European Case Law Identifier: ECLI:AT:OGH0002:1984:0060OB00686.840.1115.000

 

Spruch:

Dem Revisionsrekurs wird teilweise Folge gegeben. Der angefochtene Beschluss, der in seinen Punkten 1 bis 3 und 7 als nicht in Beschwerde gezogen unberührt bleibt, wird in seinen Punkten 4 bis 6 dahin abgeändert, dass er in diesem Umfang zu lauten hat:

„4.) Die Antragstellerin hat dem Antragsgegner eine Ausgleichszahlung von 400.000 S, und zwar einen Teilbetrag von 300.000 S bis 15. 10. 1984 und den Restbetrag von 100.000 S bis 31. 12. 1985 zu leisten und jene Beträge, die nicht bis einschließlich 15. 10. 1984 bezahlt worden sind, ab 16. 10. 1984 mit 4 % jährlich zu verzinsen.

5.) W***** E*****, geboren am *****, ist schuldig, nach urkundlichem Nachweis der Bezahlung des Teilbetrags von 300.000 S einzuwilligen, dass ohne sein weiteres Zutun, nicht aber auf seine Kosten auf der ihm gehörigen Hälfte der Liegenschaft EZ ***** KG ***** '*****' mit dem Grundstück Nr 1177/4 Acker, das Eigentumsrecht für F***** E*****, geboren am *****, einverleibt wird.

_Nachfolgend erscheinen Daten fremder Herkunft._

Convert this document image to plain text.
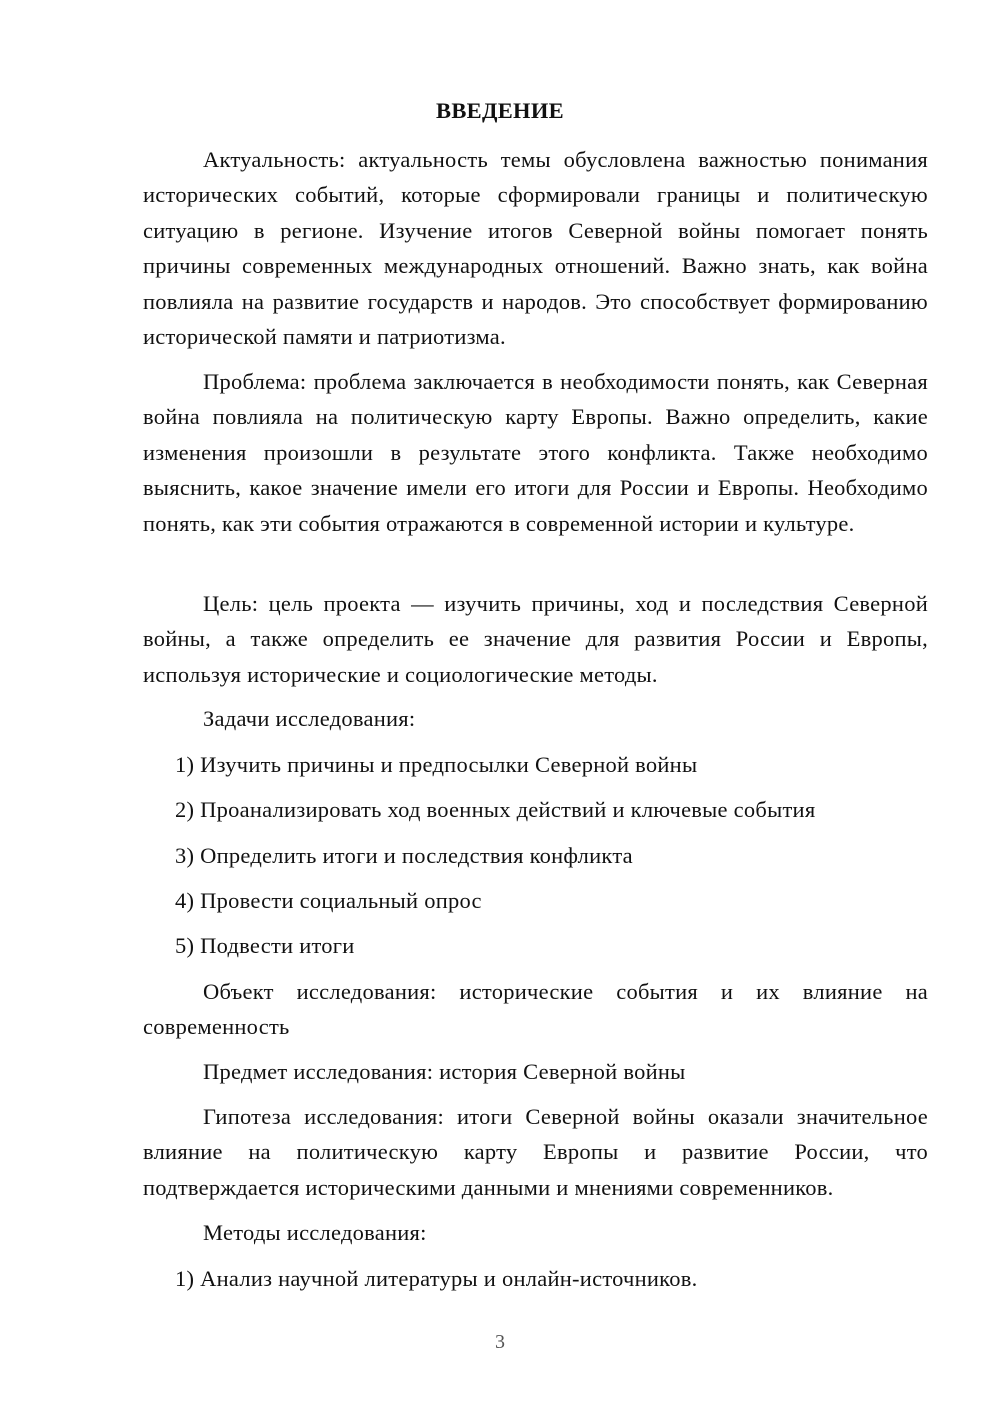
ВВЕДЕНИЕ

Актуальность: актуальность темы обусловлена важностью понимания исторических событий, которые сформировали границы и политическую ситуацию в регионе. Изучение итогов Северной войны помогает понять причины современных международных отношений. Важно знать, как война повлияла на развитие государств и народов. Это способствует формированию исторической памяти и патриотизма.

Проблема: проблема заключается в необходимости понять, как Северная война повлияла на политическую карту Европы. Важно определить, какие изменения произошли в результате этого конфликта. Также необходимо выяснить, какое значение имели его итоги для России и Европы. Необходимо понять, как эти события отражаются в современной истории и культуре.

Цель: цель проекта — изучить причины, ход и последствия Северной войны, а также определить ее значение для развития России и Европы, используя исторические и социологические методы.

Задачи исследования:

1) Изучить причины и предпосылки Северной войны

2) Проанализировать ход военных действий и ключевые события

3) Определить итоги и последствия конфликта

4) Провести социальный опрос

5) Подвести итоги

Объект исследования: исторические события и их влияние на современность

Предмет исследования: история Северной войны

Гипотеза исследования: итоги Северной войны оказали значительное влияние на политическую карту Европы и развитие России, что подтверждается историческими данными и мнениями современников.

Методы исследования:

1) Анализ научной литературы и онлайн-источников.

3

6.) Zur Besicherung der zweiten Rate der Ausgleichszahlung von 100.000 S samt 4 % Zinsen seit ***** wird die Verpfändung der Liegenschaft EZ ***** KG ***** '*****' mit dem Grundstück Nr 1177/4 Acker, angeordnet.

F***** E*****, geboren am *****, ist schuldig, einzuwilligen, dass gleichzeitig mit der Einverleibung ihres Eigentumsrechts auf dem dem W***** E*****, geboren am *****, gehörigen Hälfteanteil an der Liegenschaft EZ ***** KG ***** '*****' mit dem Grundstück Nr 1177/4 Acker das Pfandrecht für die Forderung des W***** E*****, geboren am *****, im Betrag von 100.000 S samt 4 % Zinsen seit 16. 10. 1984 ohne ihre weitere Zustimmung, nicht jedoch auf ihre Kosten auf der vorgenannten Liegenschaft einverleibt wird.“

Die Verfahrenskosten aller drei Instanzen werden gegeneinander aufgehoben.

Begründung

Die am 31. 1. 1959 geschlossene Ehe der Parteien wurde 25. 10. 1982 aus dem überwiegenden Verschulden des Antragsgegners geschieden. Der Ehe entstammen drei in den Jahren 1960 bis 1964 geborene Kinder. Der Antragsgegner hat der Antragstellerin und allen drei Kindern Unterhalt zu leisten, und zwar seiner Ehegattin monatlich 3.000 S, seinem Sohn 2.500 S und seinen beiden Töchtern 1.500 S bzw 1.000 S jeweils im Monat.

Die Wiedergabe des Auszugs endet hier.